Biaisée que je suis par des années d’épargne, cette manière de distribuer tout argent et ainsi maintenir le lien social me parait tout à fait étrangère tout comme avoir sur moi ou chez moi des sommes importantes d’argent.

Et pourtant , il y a quelques années, je voyais cet exercice sur l’importance de la circulation de l’argent (voir aussi sur le sujet les travaux de  Magrit Kennedy).

L’exemple des 2.000 francs du voyageur
Un jour, un voyageur arrive à une auberge et demande une chambre pour la nuit et qu’il paye d’avance. Comme c’est le début d’après-midi, il va faire quelques courses.

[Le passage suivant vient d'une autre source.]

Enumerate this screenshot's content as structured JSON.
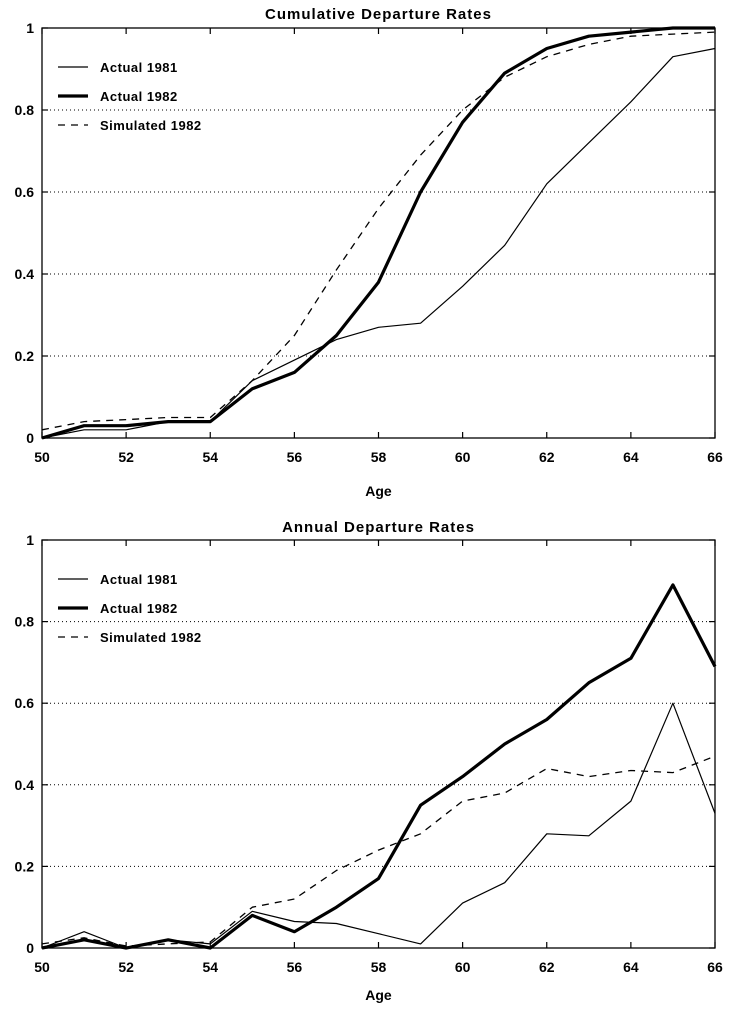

En attendant, l’aubergiste voit le menuisier à qui il devait encore 2.000 francs pour une table. Il lui rembourse. Le menuisier donne ses 2.000 francs à sa femme qui va au marché acheté pour 2.000 francs de condiments, huile et légumes à la maraichère. La maraichère va chez son tailleur lui régler sa dette de 2.000 fr sur les uniformes des enfants. Heureux de cet argent, le tailleur souhaite organiser une fête pour son neveu dans deux jours, il se rend chez l’aubergiste et paie une avance sur le repas de 2.000.
C’est alors que le voyageur revient, il a reçu un appel urgent, il doit se rendre dans la capitale ce soir même. Comme il ne passera pas la nuit et que rien n’a été salit dans la chambre, l’aubergiste lui rend ses 2.000 frcs. Le voyageur n’a donc rien dépensé et pourtant la valeur des transactions de ce jour grâce à lui est de 8.000 frcs !: L’aubergiste a payé le menusier 2.000 fcs , la femme de menusieur a payé pour 2.000 au marché, cela fait 4.000. La maraichère a payé 2.000 frcs au tailleur, cela monte a 6.000. Le tailleur a payé une avance de 2.000 : cela fait 8.000
Hors si l’aubergiste avait épargné au cas où ( comme un bon belge) ou gardé l’argent pour le patron étranger de l’auberge ( comme un bon capitaliste), cet argent aurait pu être rendu mais personne d’autres n’en aurait bénéficié.